Kenanga maintains outperform on PavREIT


KUALA LUMPUR: Kenanga Research said Pavilion REIT's FY17 realised net income (RNI) and dividend payout came in within its and consensus expectations. 

It has maintained its outperform call on the stock with target price of RM1.84.

On-year, GRI was up 7% on repositioning of tenants at Pavilion KL on the back of positive rental revisions, full year contributions from Damen Mall and INtermark Mall and electricity collection fees from Damen Mall.

However, RNI declined by 1% due to higher operating cost from maintenance, tenancy cost, provisions of doubtful debts, marketing cost for sponsorship of the 2017 SEA Games and increased financing cost.

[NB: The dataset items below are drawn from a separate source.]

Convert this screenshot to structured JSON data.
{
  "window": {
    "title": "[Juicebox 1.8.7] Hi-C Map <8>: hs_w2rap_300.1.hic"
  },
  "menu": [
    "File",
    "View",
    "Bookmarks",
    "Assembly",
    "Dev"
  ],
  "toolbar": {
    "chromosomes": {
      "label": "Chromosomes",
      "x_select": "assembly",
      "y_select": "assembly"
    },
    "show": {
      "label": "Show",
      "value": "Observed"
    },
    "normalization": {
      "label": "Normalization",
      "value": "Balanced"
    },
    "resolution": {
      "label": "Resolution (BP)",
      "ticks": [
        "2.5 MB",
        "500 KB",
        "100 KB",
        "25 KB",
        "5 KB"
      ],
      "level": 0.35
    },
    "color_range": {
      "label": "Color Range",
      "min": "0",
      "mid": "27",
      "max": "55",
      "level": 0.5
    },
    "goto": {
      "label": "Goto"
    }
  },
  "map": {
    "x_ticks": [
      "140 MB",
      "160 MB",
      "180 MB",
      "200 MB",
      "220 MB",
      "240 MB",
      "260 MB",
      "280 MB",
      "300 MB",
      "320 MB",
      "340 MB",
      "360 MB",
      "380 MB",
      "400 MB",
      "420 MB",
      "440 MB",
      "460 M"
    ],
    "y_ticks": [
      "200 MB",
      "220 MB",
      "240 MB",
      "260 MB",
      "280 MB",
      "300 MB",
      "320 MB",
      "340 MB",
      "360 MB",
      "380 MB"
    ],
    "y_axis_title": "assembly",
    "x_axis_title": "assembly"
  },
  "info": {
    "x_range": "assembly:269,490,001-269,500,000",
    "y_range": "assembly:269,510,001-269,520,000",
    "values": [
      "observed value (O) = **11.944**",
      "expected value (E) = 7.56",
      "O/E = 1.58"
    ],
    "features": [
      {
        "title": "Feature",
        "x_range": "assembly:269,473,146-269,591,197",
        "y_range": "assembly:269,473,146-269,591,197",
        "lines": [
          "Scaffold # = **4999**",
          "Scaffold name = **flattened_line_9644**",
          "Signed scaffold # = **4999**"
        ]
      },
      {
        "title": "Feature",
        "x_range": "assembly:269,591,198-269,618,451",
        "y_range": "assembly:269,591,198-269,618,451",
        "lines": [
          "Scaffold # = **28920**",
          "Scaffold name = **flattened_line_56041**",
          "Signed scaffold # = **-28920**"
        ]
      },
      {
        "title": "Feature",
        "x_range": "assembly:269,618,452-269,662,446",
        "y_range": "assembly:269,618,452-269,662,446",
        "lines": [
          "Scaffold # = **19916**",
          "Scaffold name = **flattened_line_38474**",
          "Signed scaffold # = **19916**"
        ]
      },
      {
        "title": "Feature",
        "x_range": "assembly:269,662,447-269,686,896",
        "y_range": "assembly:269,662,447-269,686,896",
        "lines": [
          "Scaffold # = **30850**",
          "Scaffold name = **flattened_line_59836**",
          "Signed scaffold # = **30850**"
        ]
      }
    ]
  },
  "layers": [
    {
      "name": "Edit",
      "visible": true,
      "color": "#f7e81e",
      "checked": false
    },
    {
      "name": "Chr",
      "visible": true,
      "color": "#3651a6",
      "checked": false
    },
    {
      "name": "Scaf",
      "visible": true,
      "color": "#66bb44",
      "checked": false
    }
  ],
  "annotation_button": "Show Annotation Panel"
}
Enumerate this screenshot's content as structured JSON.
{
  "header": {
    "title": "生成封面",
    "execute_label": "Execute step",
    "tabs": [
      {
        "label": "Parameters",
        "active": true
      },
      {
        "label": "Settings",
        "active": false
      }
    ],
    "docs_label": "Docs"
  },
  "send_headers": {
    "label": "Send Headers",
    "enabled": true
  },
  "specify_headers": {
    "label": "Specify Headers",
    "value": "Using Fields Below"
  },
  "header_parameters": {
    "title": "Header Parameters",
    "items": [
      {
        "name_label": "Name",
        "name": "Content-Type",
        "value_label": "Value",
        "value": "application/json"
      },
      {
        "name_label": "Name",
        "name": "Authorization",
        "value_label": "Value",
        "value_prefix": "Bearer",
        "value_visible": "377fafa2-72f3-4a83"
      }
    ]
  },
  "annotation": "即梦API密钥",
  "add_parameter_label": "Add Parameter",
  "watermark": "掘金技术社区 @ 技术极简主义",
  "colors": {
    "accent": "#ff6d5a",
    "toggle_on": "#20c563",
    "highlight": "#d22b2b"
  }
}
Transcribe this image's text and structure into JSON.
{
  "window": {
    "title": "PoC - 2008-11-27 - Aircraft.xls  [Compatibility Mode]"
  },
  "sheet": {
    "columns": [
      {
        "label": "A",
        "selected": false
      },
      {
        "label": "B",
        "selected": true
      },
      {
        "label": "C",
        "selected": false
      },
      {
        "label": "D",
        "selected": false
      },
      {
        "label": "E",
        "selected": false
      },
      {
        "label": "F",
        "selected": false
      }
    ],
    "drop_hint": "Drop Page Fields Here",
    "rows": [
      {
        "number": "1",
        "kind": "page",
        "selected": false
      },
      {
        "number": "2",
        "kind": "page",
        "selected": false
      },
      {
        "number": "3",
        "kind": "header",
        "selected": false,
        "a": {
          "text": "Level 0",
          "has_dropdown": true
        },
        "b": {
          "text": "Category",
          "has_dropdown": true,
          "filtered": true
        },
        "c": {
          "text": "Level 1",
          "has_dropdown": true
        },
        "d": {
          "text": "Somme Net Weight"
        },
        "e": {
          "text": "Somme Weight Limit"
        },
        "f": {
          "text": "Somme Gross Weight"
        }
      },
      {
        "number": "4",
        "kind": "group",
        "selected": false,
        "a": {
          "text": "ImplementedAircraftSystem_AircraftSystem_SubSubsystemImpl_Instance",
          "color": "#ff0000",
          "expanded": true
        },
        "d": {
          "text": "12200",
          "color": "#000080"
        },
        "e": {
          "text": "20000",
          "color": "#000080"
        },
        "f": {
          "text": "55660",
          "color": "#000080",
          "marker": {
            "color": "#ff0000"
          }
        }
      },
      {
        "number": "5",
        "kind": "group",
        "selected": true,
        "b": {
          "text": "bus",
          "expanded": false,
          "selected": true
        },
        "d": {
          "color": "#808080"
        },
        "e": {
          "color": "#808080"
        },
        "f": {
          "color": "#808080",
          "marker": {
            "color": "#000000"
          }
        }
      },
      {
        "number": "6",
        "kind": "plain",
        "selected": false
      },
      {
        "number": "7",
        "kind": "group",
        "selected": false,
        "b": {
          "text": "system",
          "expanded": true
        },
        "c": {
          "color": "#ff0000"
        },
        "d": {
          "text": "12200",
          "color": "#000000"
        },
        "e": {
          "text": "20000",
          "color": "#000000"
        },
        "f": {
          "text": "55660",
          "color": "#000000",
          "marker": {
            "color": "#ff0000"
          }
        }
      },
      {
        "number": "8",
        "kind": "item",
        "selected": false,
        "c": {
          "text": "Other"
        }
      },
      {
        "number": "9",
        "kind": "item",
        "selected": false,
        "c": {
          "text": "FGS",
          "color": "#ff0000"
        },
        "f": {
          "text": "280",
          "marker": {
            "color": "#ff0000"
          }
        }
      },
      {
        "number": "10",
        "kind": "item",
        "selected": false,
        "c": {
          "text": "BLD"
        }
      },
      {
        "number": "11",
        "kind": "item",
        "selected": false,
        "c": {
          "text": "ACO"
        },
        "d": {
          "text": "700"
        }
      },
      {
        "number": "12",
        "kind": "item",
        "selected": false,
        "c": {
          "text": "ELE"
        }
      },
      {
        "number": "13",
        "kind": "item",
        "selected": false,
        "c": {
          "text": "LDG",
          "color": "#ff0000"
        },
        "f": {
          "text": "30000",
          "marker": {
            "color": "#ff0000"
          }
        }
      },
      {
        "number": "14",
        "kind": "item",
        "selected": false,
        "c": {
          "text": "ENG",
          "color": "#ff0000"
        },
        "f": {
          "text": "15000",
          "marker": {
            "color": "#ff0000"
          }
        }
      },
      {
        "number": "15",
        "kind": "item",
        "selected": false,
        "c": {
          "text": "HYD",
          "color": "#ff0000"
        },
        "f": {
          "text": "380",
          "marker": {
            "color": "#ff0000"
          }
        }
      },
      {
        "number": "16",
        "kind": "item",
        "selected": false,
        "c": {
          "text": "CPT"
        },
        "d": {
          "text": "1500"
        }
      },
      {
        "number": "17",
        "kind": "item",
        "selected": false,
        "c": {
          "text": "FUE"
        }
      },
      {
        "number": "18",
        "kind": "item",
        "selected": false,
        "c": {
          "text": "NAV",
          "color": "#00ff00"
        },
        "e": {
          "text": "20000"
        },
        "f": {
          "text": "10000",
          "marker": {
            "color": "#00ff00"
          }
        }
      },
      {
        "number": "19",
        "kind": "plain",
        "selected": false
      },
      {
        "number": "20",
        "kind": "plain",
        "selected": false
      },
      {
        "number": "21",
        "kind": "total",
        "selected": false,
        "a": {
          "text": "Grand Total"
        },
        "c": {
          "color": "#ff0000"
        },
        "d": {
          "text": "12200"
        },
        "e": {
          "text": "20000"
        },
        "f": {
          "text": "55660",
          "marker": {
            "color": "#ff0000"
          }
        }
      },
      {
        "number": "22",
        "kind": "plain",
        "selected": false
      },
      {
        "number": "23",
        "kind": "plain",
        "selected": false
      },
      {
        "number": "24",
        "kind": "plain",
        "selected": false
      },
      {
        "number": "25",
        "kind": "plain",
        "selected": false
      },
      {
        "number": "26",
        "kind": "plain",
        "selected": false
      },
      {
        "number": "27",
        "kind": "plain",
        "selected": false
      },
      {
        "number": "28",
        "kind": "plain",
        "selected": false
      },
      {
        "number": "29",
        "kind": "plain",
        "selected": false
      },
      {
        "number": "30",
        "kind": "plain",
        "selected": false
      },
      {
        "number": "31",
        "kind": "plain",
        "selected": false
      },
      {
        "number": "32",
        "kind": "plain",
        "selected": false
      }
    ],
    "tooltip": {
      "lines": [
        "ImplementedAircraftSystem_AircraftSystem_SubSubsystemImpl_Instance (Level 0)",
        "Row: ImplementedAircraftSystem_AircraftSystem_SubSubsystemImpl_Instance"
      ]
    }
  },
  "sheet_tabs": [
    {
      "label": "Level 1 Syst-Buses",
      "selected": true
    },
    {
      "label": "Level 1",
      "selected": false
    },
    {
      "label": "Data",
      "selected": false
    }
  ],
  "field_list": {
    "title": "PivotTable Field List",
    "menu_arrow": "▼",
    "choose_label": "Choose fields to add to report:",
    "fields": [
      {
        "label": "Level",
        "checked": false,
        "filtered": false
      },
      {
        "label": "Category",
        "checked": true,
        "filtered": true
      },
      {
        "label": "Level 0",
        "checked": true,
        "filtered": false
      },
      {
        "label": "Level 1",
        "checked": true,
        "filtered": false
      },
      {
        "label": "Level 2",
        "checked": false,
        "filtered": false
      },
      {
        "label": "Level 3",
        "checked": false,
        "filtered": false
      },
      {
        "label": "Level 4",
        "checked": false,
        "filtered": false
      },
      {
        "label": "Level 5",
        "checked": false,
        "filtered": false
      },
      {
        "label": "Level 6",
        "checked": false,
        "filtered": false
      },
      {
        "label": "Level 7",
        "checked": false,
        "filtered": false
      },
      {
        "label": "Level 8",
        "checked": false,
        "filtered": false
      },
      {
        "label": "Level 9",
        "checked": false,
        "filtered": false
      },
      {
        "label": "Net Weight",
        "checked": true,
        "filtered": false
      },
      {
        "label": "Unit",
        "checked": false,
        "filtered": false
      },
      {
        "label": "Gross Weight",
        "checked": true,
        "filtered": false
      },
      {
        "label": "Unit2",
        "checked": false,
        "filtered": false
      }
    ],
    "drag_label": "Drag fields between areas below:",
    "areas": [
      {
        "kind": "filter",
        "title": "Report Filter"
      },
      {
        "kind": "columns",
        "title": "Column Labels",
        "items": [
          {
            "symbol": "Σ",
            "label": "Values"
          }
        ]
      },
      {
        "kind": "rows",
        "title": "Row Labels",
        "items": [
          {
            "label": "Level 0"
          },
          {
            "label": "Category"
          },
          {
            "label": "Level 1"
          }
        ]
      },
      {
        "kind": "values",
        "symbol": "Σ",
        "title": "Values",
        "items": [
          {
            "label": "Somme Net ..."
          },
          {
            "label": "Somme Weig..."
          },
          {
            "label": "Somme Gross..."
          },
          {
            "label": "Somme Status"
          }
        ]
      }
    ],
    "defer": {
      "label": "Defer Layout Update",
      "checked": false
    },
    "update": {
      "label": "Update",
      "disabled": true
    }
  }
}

Kenanga Research sees 24% to 52% of net leasable area expiring in FY18-19, on single-digit reversions.

"Although lease expiries in FY19 appear lumpy, we are not overly concerned as the bulk is from PKL, which should have no issue maintaining full occupancy on decent reversions," it said.

It added that it is positive on the acquisition of Elite Pavilion, which is expected to be completed in FY18 and will contribute about 8% to FY18E earnings and 7.6% to dividend per unit. 

Kenanga Research said the Fahrenheit88 acquisition is still on the table, pending the sponsor's intention to sell while Pavilion REIT is eyeing cap rates closer to 6.5%.  The REIT could also potentially acquire third party assets from WCT.